Everett Hosack, age 102, won 3 gold medals at a recent track meet.

“I attended the University of Florida and ran the high and low hurdles for their track team,” says Everett. The year was 1923. “It was the first year they actually had competition with other colleges. There wasn’t anyone who could beat me.”

Later Everett ran on a track team sponsored by his employer, New York Central Railroad. But when the Depression came, competition fell by the wayside.

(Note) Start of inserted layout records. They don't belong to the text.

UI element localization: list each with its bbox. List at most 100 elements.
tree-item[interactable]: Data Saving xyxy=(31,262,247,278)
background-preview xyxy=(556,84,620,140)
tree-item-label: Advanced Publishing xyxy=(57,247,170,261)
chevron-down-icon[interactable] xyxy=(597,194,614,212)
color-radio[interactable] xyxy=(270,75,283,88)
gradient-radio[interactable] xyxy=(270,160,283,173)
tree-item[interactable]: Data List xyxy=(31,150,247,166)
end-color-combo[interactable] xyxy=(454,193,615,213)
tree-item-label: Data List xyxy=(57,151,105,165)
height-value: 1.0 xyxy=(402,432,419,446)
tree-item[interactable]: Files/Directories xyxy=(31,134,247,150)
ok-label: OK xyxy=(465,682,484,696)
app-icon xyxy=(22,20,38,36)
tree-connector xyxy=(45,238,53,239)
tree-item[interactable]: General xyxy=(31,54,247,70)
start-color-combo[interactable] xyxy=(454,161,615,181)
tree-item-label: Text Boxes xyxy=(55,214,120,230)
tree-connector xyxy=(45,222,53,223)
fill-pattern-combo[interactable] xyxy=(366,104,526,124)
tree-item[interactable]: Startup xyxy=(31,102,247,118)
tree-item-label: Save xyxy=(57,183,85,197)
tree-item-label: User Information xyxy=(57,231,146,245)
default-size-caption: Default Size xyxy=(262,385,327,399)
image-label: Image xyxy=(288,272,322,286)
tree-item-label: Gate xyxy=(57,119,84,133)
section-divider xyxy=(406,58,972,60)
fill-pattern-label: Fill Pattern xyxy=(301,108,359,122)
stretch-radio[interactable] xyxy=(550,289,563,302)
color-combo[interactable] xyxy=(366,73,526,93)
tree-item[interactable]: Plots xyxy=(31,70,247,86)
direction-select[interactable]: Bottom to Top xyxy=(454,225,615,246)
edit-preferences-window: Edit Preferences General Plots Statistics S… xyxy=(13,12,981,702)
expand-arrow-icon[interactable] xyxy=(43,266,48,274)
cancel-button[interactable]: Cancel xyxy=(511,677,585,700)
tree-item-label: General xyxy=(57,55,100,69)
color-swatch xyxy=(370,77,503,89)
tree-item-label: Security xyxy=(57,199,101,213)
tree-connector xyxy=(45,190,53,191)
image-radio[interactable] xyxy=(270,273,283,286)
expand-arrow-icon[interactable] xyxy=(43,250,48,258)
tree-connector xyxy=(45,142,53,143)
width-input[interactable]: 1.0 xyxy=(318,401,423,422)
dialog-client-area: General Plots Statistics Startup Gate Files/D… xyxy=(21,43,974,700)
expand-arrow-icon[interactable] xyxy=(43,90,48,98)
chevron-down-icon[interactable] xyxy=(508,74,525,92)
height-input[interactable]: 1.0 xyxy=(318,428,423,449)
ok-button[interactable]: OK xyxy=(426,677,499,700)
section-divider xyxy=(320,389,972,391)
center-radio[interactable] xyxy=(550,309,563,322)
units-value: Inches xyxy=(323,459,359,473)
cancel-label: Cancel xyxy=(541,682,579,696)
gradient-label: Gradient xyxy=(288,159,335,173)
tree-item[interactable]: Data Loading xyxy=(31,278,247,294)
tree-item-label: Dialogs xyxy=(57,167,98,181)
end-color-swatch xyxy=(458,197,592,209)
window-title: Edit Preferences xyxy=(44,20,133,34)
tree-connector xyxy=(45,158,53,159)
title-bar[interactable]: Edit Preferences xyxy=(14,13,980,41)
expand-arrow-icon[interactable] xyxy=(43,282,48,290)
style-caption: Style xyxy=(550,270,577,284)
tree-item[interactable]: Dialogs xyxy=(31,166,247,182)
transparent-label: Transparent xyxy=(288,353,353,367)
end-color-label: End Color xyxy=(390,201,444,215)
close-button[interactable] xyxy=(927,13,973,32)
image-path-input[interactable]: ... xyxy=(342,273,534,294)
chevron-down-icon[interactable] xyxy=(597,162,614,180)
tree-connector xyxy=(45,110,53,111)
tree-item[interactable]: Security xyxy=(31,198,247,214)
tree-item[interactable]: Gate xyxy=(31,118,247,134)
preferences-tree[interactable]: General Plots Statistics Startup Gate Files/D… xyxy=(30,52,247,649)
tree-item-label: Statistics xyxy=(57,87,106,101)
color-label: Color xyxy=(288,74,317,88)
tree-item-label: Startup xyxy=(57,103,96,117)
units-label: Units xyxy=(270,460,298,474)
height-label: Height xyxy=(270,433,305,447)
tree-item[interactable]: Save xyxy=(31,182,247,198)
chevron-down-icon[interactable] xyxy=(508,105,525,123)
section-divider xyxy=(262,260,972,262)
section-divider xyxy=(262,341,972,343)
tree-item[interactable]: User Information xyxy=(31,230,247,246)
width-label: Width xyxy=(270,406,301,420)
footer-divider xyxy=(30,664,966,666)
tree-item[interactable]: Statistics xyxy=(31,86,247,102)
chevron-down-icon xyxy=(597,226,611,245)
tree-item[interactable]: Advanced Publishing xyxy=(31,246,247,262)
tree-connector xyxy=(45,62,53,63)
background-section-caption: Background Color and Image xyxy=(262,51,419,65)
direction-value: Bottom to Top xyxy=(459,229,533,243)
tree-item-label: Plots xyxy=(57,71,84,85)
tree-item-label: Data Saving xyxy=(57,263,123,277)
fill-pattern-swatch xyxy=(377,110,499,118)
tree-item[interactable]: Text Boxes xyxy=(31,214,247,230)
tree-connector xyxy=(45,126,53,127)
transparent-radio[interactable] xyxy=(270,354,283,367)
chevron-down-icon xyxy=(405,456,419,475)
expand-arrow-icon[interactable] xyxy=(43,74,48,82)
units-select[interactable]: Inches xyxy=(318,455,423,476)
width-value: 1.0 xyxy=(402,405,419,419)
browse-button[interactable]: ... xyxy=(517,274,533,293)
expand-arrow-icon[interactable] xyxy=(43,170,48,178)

Fast forward 50 years. Catching the athletic bug again – “I didn’t really start competing until I was 80,” says Everett – he began to compete in track meets throughout the U.S. and Europe. He participated in most track and field events – his favorite being the hammer throw – and set world records in 14 separate events. He soon became a celebrity through his achievements, being featured on the front page of the London Times sports section and appearing on The Tonight Show with Jay Leno. Last month’s meet was the Spring Fling Track & Field Meet at the USA Triathlon National Training Center in Clermont, Florida. At his first event, the discus, his final distance was 5.92 meters. Then came the shotput. He heaved the 8-pound cast-iron sphere 2.55 meters to win the gold.

Everett hadn’t planned to run the 100-meter dash; after all, he had already set the world record for the event before 51,000 fans at the 2002 Penn Relays. However, he agreed to give this final event a try. Word had spread among the crowd that the 102-year-old would be competing against men in their 20s, so there was quite an audience for his heat. As the gun sounded, the four other men took off and finished the race in under 15 seconds, while Everett walked briskly toward the finish line with the crowd cheering him on. His final time was 1:22.28.

“While good health and a degree of athleticism are important factors in Everett’s accomplishment, I personally admire his willingness at 102 to undertake the trip in the first place,” said Doug Worthington, who accompanied Everett to the meet. “He could easily sit in his room and be proud of his advanced age. He still has a spirit of adventure and risk-taking that compels him to go on a two-day trip, meet new people, and compete in athletic events. Everett Hosack is remarkable for his adventuresome spirit, as well as his advanced age and athleticism.”

As the best (and only) competitor in the 100+ age group, Everett finished the meet with three gold medals. Interestingly, a 101-year-old athlete who was also slated to compete that day didn’t show up. Said Everett, “That guy probably would have won… he had youth on his side.”